Numa das últimas reuniões, em fevereiro do ano passado, o governo angolano apresentou uma proposta de plano de paz: Cabinda continuaria sendo província angolana, mas com maior autonomia. Nada feito. As negociações voltaram à estaca zero e se multiplicaram as acusações mútuas.

O governo angolano acusa os rebeldes mais radicais de não querer cooperar para pôr um fim nas hostilidades. Os rebeldes se defendem. Acusam o governo angolano de querer transformar o problema de Cabinda em assunto interno e impor uma solução política e militar unilateral.

No meio da guerra, as comunidades cristãs de Cabinda tentam viver e trabalhar como podem. Paulino Fernandes Madeca, bispo católico de Cabinda, numa recente entrevista à revista italiana "Nigrizia", cobrou do governo de Angola e da ONU a realização de um referendo popular. "É preciso respeitar as leis do direito internacional e os interesses da população."

Sobre as tentativas de paz, Paulino confirma não ser nada fácil chegar a resultados imediatos. São muitos os interesses em jogo, sobretudo o do petróleo.

"Mas a esperança não deve morrer. A Igreja vai continuar fazendo a sua parte, ficando do lado do povo, cobrando, exigindo e lutando pela paz."


Território de Cabinda
	Condição: dependência de Angola
	Capital: Tchowa
	Localização: sudoeste da África
	Área: 7.270 quilômetros quadrados
	População: 175 mil habitantes (em 1996)
	Idioma: fioti, português e francês

História - Os três movimentos de resistência de Cabinda são unânimes em afirmar que o seu país nunca teve, como Angola, o estatuto de colônia que regeu as relações de Portugal com suas antigas possessões na África.

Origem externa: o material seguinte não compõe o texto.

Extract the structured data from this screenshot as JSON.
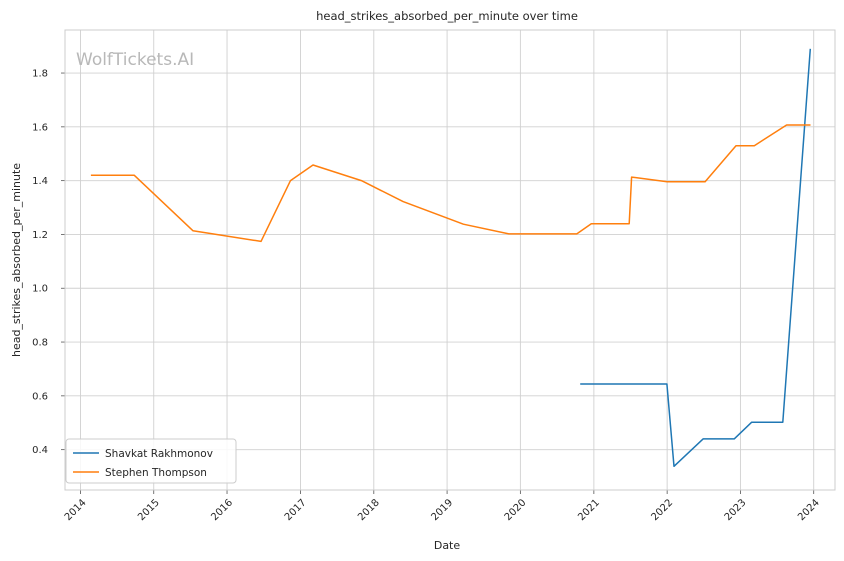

De fato, ao longo dos séculos 18 e 19, Cabinda sempre foi governada por seus próprios reis, príncipes e nobres, que exerciam uma efetiva soberania sobre toda a extensão do território. Segundo historiadores, também nessa época, Cabinda fez parte da rota do tráfico de escravos ligando o Rio de Janeiro ao Congo e Angola.

Com o Congresso de Berlim, em 1885, que definiu a partilha da África entre as potências coloniais européias, a situação começou a mudar. Sentindo-se ameaçados pela ganância dos países mais fortes, os reis de Cabinda, nesse mesmo ano, assinaram um tratado com Portugal.

De acordo com esse tratado, Portugal se comprometia em proteger Cabinda, "estabelecendo um protetorado, segundo entende qualquer dicionário". Já no artigo primeiro, ficava muito clara a distinção entre o território de Cabinda e a colônia de Angola.

Na visão dos movimentos independentistas, esse tratado continua valendo. A separação entre Cabinda e Angola, segundo os rebeldes, nunca foi questionada. Nem mesmo quando, em 1956, por razões burocráticas, os dois países foram unidos sob a autoridade de um único governador português residente em Luanda, a capital angolana.